Detailed coverage of invasive species threatening livelihoods and the environment worldwide

Abstract

Current status and potential risks of established alien fish species in China.

Abstract

Alien fishes are regarded as one of the major causes of the decline of aquatic fauna and biodiversity. Up to now, more than 500 fish species have been introduced into China from other countries. However, nationwide documentation of the established alien fishes is still lacking and their ecological risk is unclear. We compiled a comprehensive inventory of the colonized alien fish species based on various sources, and then provided a summary of their potential ecological risk. The results indicated that 68 alien fish species (13.44%) have successfully established in the natural waters. These species belong to 12 orders and 29 families. Among them, 56 species (82.35%) were introduced for aquaculture purposes, 11 species (16.18%) were introduced for aquarium and one species (1.47%) was introduced for bio-control. Over 85% of the established fishes were introduced after the 1970s. Geographically, these species are native to 12 regions around the world. Eighteen species and two hybrid species are native to North America which is the most dominant donor. Among these species, 61 can live in freshwater, 41 species can live in brackish and 19 species can live in marine water.
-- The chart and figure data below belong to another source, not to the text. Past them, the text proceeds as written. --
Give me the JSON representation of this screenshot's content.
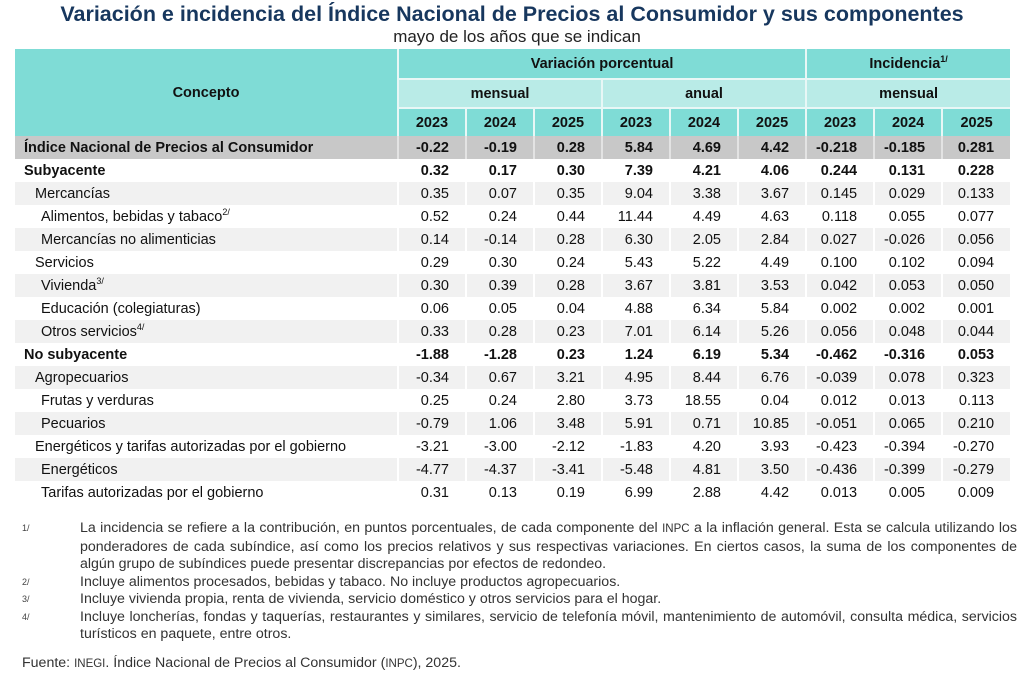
{
  "title": "Variación e incidencia del Índice Nacional de Precios al Consumidor y sus componentes",
  "subtitle": "mayo de los años que se indican",
  "header": {
    "concepto": "Concepto",
    "variacion": "Variación porcentual",
    "incidencia": "Incidencia",
    "incidencia_note": "1/",
    "mensual": "mensual",
    "anual": "anual",
    "mensual_inc": "mensual",
    "years": [
      "2023",
      "2024",
      "2025",
      "2023",
      "2024",
      "2025",
      "2023",
      "2024",
      "2025"
    ]
  },
  "rows": [
    {
      "label": "Índice Nacional de Precios al Consumidor",
      "note": "",
      "level": 0,
      "style": "total",
      "values": [
        "-0.22",
        "-0.19",
        "0.28",
        "5.84",
        "4.69",
        "4.42",
        "-0.218",
        "-0.185",
        "0.281"
      ]
    },
    {
      "label": "Subyacente",
      "note": "",
      "level": 0,
      "style": "bold",
      "values": [
        "0.32",
        "0.17",
        "0.30",
        "7.39",
        "4.21",
        "4.06",
        "0.244",
        "0.131",
        "0.228"
      ]
    },
    {
      "label": "Mercancías",
      "note": "",
      "level": 1,
      "style": "normal",
      "values": [
        "0.35",
        "0.07",
        "0.35",
        "9.04",
        "3.38",
        "3.67",
        "0.145",
        "0.029",
        "0.133"
      ]
    },
    {
      "label": "Alimentos, bebidas y tabaco",
      "note": "2/",
      "level": 2,
      "style": "normal",
      "values": [
        "0.52",
        "0.24",
        "0.44",
        "11.44",
        "4.49",
        "4.63",
        "0.118",
        "0.055",
        "0.077"
      ]
    },
    {
      "label": "Mercancías no alimenticias",
      "note": "",
      "level": 2,
      "style": "normal",
      "values": [
        "0.14",
        "-0.14",
        "0.28",
        "6.30",
        "2.05",
        "2.84",
        "0.027",
        "-0.026",
        "0.056"
      ]
    },
    {
      "label": "Servicios",
      "note": "",
      "level": 1,
      "style": "normal",
      "values": [
        "0.29",
        "0.30",
        "0.24",
        "5.43",
        "5.22",
        "4.49",
        "0.100",
        "0.102",
        "0.094"
      ]
    },
    {
      "label": "Vivienda",
      "note": "3/",
      "level": 2,
      "style": "normal",
      "values": [
        "0.30",
        "0.39",
        "0.28",
        "3.67",
        "3.81",
        "3.53",
        "0.042",
        "0.053",
        "0.050"
      ]
    },
    {
      "label": "Educación (colegiaturas)",
      "note": "",
      "level": 2,
      "style": "normal",
      "values": [
        "0.06",
        "0.05",
        "0.04",
        "4.88",
        "6.34",
        "5.84",
        "0.002",
        "0.002",
        "0.001"
      ]
    },
    {
      "label": "Otros servicios",
      "note": "4/",
      "level": 2,
      "style": "normal",
      "values": [
        "0.33",
        "0.28",
        "0.23",
        "7.01",
        "6.14",
        "5.26",
        "0.056",
        "0.048",
        "0.044"
      ]
    },
    {
      "label": "No subyacente",
      "note": "",
      "level": 0,
      "style": "bold",
      "values": [
        "-1.88",
        "-1.28",
        "0.23",
        "1.24",
        "6.19",
        "5.34",
        "-0.462",
        "-0.316",
        "0.053"
      ]
    },
    {
      "label": "Agropecuarios",
      "note": "",
      "level": 1,
      "style": "normal",
      "values": [
        "-0.34",
        "0.67",
        "3.21",
        "4.95",
        "8.44",
        "6.76",
        "-0.039",
        "0.078",
        "0.323"
      ]
    },
    {
      "label": "Frutas y verduras",
      "note": "",
      "level": 2,
      "style": "normal",
      "values": [
        "0.25",
        "0.24",
        "2.80",
        "3.73",
        "18.55",
        "0.04",
        "0.012",
        "0.013",
        "0.113"
      ]
    },
    {
      "label": "Pecuarios",
      "note": "",
      "level": 2,
      "style": "normal",
      "values": [
        "-0.79",
        "1.06",
        "3.48",
        "5.91",
        "0.71",
        "10.85",
        "-0.051",
        "0.065",
        "0.210"
      ]
    },
    {
      "label": "Energéticos y tarifas autorizadas por el gobierno",
      "note": "",
      "level": 1,
      "style": "normal",
      "values": [
        "-3.21",
        "-3.00",
        "-2.12",
        "-1.83",
        "4.20",
        "3.93",
        "-0.423",
        "-0.394",
        "-0.270"
      ]
    },
    {
      "label": "Energéticos",
      "note": "",
      "level": 2,
      "style": "normal",
      "values": [
        "-4.77",
        "-4.37",
        "-3.41",
        "-5.48",
        "4.81",
        "3.50",
        "-0.436",
        "-0.399",
        "-0.279"
      ]
    },
    {
      "label": "Tarifas autorizadas por el gobierno",
      "note": "",
      "level": 2,
      "style": "normal",
      "values": [
        "0.31",
        "0.13",
        "0.19",
        "6.99",
        "2.88",
        "4.42",
        "0.013",
        "0.005",
        "0.009"
      ]
    }
  ],
  "notes": [
    {
      "mark": "1/",
      "text_before": "La incidencia se refiere a la contribución, en puntos porcentuales, de cada componente del ",
      "smallcaps": "INPC",
      "text_after": " a la inflación general. Esta se calcula utilizando los ponderadores de cada subíndice, así como los precios relativos y sus respectivas variaciones. En ciertos casos, la suma de los componentes de algún grupo de subíndices puede presentar discrepancias por efectos de redondeo."
    },
    {
      "mark": "2/",
      "text_before": "Incluye alimentos procesados, bebidas y tabaco. No incluye productos agropecuarios.",
      "smallcaps": "",
      "text_after": ""
    },
    {
      "mark": "3/",
      "text_before": "Incluye vivienda propia, renta de vivienda, servicio doméstico y otros servicios para el hogar.",
      "smallcaps": "",
      "text_after": ""
    },
    {
      "mark": "4/",
      "text_before": "Incluye loncherías, fondas y taquerías, restaurantes y similares, servicio de telefonía móvil, mantenimiento de automóvil, consulta médica, servicios turísticos en paquete, entre otros.",
      "smallcaps": "",
      "text_after": ""
    }
  ],
  "source": {
    "label": "Fuente: ",
    "org": "INEGI",
    "text1": ". Índice Nacional de Precios al Consumidor (",
    "abbr": "INPC",
    "text2": "), 2025."
  },
  "colors": {
    "title": "#17375e",
    "header_dark": "#7fdcd6",
    "header_light": "#b9ebe7",
    "total_row": "#c8c8c8",
    "stripe": "#f1f1f1"
  }
}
Although large number of species, high taxonomic diversity, intensive human activity, diverse geographical origins and high adaptability of non-native species may lead to the increase of invasion risk, previous research about invasive risk just focus on the general impact of aquaculture activities, invasiveness screening using semi-quantitative models and distribution prediction using species distribution models. Further studies will need to be conducted on comprehensive risk assessment, ecological interaction between non-native fish and new environment, on fish species, ecosystem, the impact of human activity and global change on non-native fish colonization.